Mungkin diantara kita ada yang
mempertanyakan, apa arti sebuah obrolan? Dan bukankah obrolan semacam itu
sah-sah saja? Ia kan belum masuk kategori makruh? Apalagi haram? Lalu, kenapa
mesti diperbincangkan dan diperbandingkan? Bukankah perbandingan semacam ini
merupakan sebuah kekeliruan, kalau memang hal itu masuk dalam kategori mubah?

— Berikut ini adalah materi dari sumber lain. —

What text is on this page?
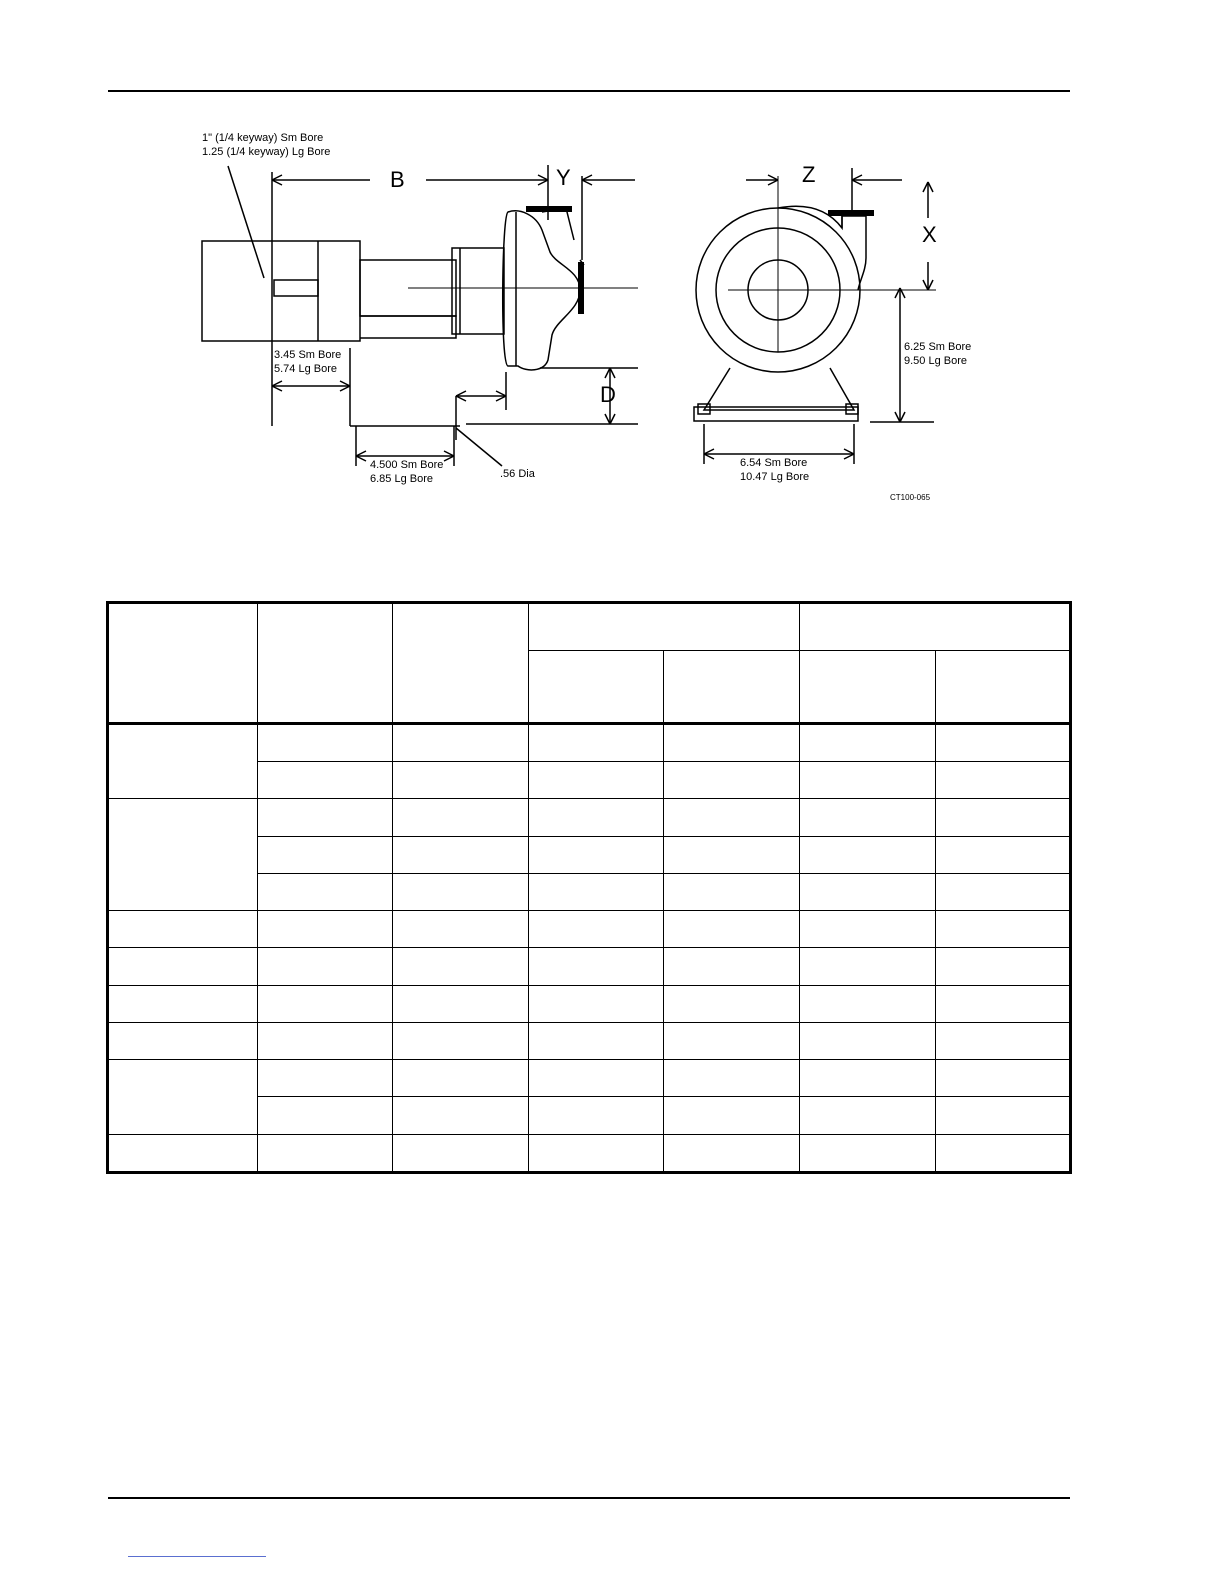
1" (1/4 keyway) Sm Bore
1.25 (1/4 keyway) Lg Bore
B	Y	Z
X
D
3.45 Sm Bore
5.74 Lg Bore
4.500 Sm Bore
6.85 Lg Bore	.56 Dia
6.25 Sm Bore
9.50 Lg Bore
6.54 Sm Bore
10.47 Lg Bore
CT100-065
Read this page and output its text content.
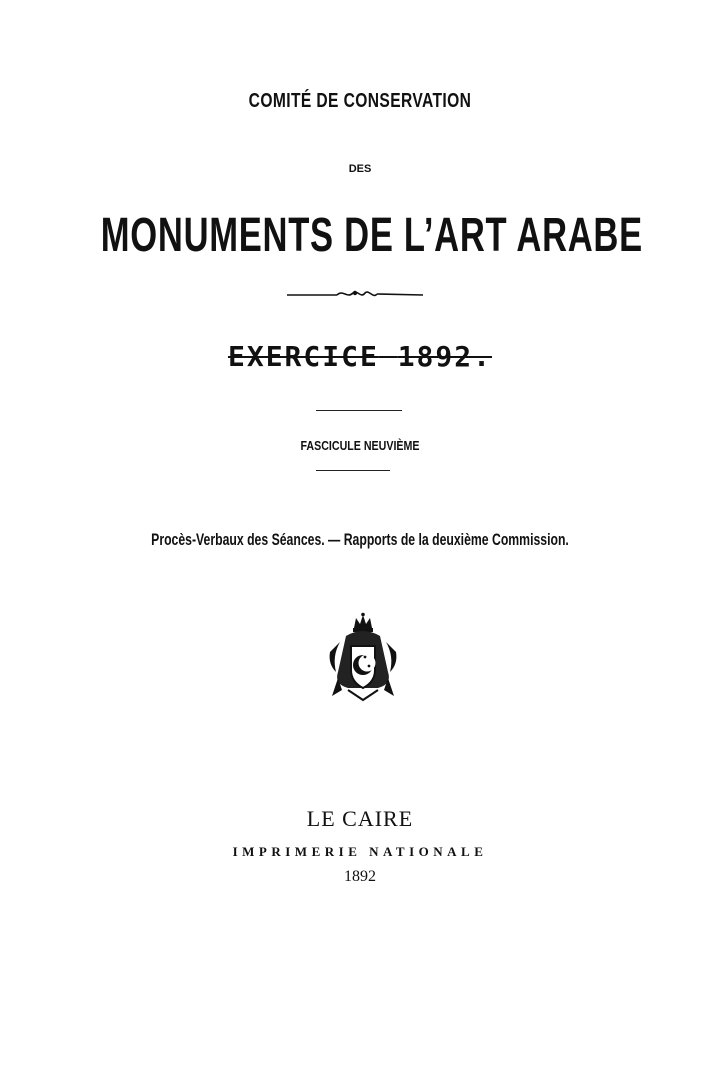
COMITÉ DE CONSERVATION
DES
MONUMENTS DE L’ART ARABE
EXERCICE 1892.
FASCICULE NEUVIÈME
Procès-Verbaux des Séances. — Rapports de la deuxième Commission.
LE CAIRE
IMPRIMERIE NATIONALE
1892
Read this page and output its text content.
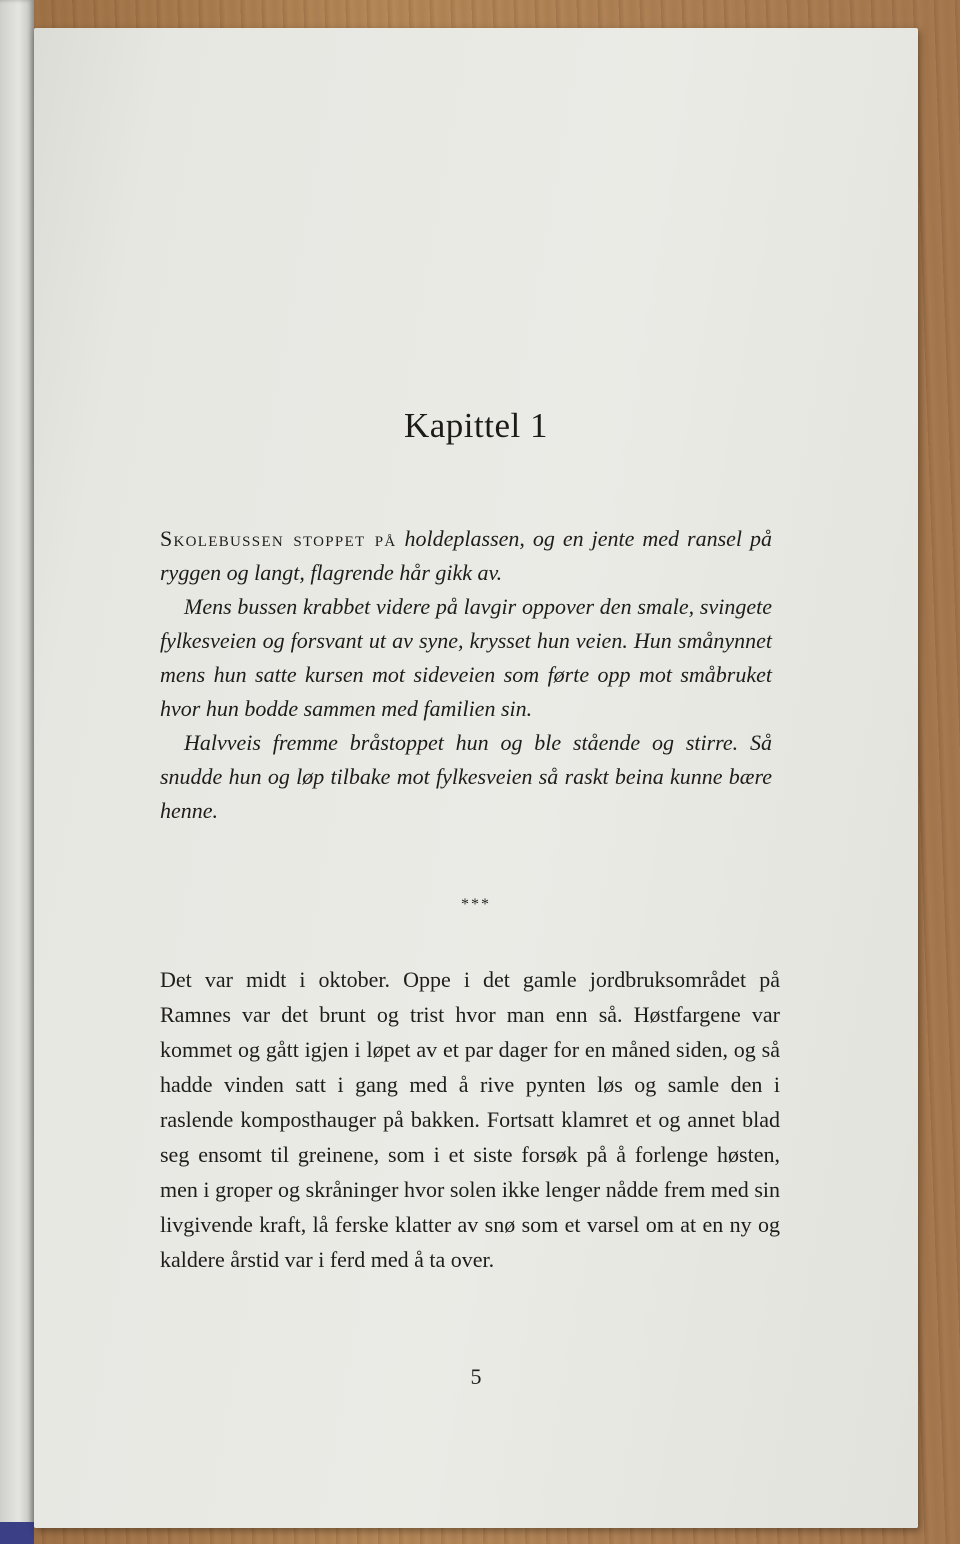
Kapittel 1

Skolebussen stoppet på holdeplassen, og en jente med ransel på ryggen og langt, flagrende hår gikk av.

Mens bussen krabbet videre på lavgir oppover den smale, svingete fylkesveien og forsvant ut av syne, krysset hun veien. Hun smånynnet mens hun satte kursen mot sideveien som førte opp mot småbruket hvor hun bodde sammen med familien sin.

Halvveis fremme bråstoppet hun og ble stående og stirre. Så snudde hun og løp tilbake mot fylkesveien så raskt beina kunne bære henne.

***

Det var midt i oktober. Oppe i det gamle jordbruksområdet på Ramnes var det brunt og trist hvor man enn så. Høstfargene var kommet og gått igjen i løpet av et par dager for en måned siden, og så hadde vinden satt i gang med å rive pynten løs og samle den i raslende komposthauger på bakken. Fortsatt klamret et og annet blad seg ensomt til greinene, som i et siste forsøk på å forlenge høsten, men i groper og skråninger hvor solen ikke lenger nådde frem med sin livgivende kraft, lå ferske klatter av snø som et varsel om at en ny og kaldere årstid var i ferd med å ta over.

5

Dari aspek hukum syar’i, obrolan
yang terjadi pada masa khalifah sebelum Umar bin Abdul Aziz memang masuk
kategori hal-hal yang sah-sah saja, artinya, mubah, alias tidak ada larangan
dalam syari’at.
Akan tetapi, bila hal itu kita
tinjau dari sisi lain, misalnya dari tinjauan tarbawi da’awi misalnya, maka hal
itu menujukkan bahwa telah terjadi perubahan feeling pada masyarakat, atau bisa
juga kita katakan, telah terjadi obsesi pada ummat.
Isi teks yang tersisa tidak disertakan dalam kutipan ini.